Learn to expect rejection.

It’s no secret that getting started in any creative field involves a long process of near-constant rejection. The bad news is, that rejection never stops. At “Late Night With Seth Meyers,” Michelle Wolf might write a hundred jokes for the monologue and have only two of them make the cut.

And even after winning an Emmy for “Monk,” Breckman finds that “not a day goes by where somebody doesn’t pass on something I wrote or reject something I wrote.

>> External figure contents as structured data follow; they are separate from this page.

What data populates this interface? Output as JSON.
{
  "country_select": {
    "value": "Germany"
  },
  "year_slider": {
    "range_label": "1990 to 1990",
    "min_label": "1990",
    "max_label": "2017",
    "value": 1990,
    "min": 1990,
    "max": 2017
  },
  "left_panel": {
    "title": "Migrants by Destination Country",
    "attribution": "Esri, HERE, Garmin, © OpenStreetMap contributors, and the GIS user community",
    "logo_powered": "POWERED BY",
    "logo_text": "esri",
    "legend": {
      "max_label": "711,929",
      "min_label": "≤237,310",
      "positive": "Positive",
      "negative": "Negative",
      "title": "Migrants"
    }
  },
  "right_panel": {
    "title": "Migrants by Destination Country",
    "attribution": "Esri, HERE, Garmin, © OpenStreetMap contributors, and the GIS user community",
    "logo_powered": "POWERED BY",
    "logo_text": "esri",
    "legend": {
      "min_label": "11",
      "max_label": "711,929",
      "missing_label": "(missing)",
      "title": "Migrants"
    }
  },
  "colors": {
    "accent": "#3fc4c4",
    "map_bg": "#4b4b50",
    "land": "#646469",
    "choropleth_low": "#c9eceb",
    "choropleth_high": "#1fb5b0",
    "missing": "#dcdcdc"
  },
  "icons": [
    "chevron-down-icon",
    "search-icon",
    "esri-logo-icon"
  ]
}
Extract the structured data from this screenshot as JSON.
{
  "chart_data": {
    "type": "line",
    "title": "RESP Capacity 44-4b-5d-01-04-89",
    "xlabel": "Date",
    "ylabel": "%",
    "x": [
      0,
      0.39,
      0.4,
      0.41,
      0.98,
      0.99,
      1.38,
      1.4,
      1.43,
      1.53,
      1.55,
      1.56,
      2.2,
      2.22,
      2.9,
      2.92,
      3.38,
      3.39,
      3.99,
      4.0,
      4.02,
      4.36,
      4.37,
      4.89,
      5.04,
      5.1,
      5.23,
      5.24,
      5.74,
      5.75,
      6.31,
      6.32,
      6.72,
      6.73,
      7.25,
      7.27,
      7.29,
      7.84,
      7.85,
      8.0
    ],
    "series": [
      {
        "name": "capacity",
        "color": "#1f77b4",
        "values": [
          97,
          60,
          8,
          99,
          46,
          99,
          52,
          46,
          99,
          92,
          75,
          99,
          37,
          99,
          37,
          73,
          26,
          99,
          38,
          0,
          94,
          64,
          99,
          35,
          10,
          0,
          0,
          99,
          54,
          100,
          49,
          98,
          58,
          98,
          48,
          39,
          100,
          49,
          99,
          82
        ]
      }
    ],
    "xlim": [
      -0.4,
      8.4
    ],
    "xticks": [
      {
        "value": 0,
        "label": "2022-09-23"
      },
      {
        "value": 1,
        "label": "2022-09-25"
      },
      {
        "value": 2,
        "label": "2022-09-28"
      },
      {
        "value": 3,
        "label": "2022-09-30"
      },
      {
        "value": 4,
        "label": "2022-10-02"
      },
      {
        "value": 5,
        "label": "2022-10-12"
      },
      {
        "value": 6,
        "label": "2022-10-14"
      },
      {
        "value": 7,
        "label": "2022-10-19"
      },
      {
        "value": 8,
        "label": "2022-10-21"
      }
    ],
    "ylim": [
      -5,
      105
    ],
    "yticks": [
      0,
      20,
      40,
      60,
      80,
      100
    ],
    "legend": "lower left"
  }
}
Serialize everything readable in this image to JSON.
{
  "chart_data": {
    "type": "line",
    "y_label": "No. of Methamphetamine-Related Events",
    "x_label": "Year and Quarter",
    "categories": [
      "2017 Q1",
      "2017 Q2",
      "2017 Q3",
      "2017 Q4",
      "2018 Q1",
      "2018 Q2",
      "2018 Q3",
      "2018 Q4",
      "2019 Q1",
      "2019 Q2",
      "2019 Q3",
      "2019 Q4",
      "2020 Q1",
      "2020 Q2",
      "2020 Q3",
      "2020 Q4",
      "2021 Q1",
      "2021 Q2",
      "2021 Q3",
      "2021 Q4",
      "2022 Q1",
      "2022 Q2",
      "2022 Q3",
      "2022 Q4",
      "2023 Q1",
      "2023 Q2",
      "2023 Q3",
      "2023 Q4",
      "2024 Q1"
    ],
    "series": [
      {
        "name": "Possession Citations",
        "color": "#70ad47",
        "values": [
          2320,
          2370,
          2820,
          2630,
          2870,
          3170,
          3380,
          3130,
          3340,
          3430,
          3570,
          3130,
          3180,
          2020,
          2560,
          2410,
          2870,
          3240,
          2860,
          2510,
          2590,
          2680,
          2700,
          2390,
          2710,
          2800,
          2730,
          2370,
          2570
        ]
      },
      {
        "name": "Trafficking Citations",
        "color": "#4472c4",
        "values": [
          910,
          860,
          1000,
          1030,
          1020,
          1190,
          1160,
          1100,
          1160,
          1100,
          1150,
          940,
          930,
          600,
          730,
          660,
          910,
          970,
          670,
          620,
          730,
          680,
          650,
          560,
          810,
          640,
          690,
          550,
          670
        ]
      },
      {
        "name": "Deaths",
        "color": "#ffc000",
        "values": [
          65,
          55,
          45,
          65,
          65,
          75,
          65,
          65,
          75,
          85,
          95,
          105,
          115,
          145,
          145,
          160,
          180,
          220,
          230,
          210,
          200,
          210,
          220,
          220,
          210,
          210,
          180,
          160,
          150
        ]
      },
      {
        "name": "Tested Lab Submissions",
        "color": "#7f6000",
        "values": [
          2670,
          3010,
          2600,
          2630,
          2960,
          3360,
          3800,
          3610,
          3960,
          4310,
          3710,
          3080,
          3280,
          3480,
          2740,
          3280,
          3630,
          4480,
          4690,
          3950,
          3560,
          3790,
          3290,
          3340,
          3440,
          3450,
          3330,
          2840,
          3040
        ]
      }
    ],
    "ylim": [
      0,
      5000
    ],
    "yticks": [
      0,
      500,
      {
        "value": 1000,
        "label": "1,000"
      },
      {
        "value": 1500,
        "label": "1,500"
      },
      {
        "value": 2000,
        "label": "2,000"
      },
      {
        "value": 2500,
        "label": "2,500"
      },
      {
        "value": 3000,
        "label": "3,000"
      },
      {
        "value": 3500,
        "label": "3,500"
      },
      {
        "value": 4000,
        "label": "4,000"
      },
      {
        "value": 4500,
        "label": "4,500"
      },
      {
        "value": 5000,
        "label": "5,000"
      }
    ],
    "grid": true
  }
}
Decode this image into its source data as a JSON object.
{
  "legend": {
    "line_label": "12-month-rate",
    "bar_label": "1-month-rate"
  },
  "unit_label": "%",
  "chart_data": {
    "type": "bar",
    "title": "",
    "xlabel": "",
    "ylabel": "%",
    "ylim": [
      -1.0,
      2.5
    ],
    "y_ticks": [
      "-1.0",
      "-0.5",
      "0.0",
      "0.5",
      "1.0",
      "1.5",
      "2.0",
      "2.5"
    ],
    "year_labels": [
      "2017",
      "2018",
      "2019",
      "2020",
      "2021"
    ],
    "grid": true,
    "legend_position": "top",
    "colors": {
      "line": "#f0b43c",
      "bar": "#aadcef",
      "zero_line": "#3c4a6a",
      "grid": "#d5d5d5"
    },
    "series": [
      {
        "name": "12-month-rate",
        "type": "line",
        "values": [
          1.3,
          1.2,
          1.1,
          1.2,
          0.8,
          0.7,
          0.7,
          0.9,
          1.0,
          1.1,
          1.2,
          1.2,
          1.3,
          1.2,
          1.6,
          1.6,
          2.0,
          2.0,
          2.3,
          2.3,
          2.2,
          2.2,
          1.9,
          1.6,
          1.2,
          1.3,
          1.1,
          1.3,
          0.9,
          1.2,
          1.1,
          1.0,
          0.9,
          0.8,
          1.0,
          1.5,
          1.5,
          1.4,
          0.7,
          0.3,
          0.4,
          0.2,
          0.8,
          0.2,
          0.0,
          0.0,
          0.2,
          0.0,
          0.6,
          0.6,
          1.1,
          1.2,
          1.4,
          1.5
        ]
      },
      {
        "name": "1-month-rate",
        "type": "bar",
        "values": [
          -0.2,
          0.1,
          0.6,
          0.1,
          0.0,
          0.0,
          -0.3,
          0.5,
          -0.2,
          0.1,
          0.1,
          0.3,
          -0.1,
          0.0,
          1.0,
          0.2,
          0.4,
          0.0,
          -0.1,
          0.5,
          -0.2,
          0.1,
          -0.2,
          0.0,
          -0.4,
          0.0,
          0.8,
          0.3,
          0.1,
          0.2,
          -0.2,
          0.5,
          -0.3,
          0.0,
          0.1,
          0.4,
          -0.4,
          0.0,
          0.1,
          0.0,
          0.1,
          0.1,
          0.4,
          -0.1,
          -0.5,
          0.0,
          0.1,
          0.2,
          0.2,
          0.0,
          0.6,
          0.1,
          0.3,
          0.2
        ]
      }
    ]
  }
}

Every day somebody’s reading a script and deciding they don’t want to act in it or direct it. You can’t take it personally.”

Don’t wait to start writing.

A symptom of being a young writer can be to keep waiting for your “big break,” or that “get lucky” moment the panelists experienced, to really start writing. While it’s easy to feel overwhelmed and discouraged by the difficulty of finding a job writing comedy, it’s important not to wait for that job opportunity to start honing your craft. “What we don’t have as writers unless we do it for ourselves is have control,” commented Zweibel, “and the only way we can maintain control is by creating as opposed to waiting for the phone to ring.”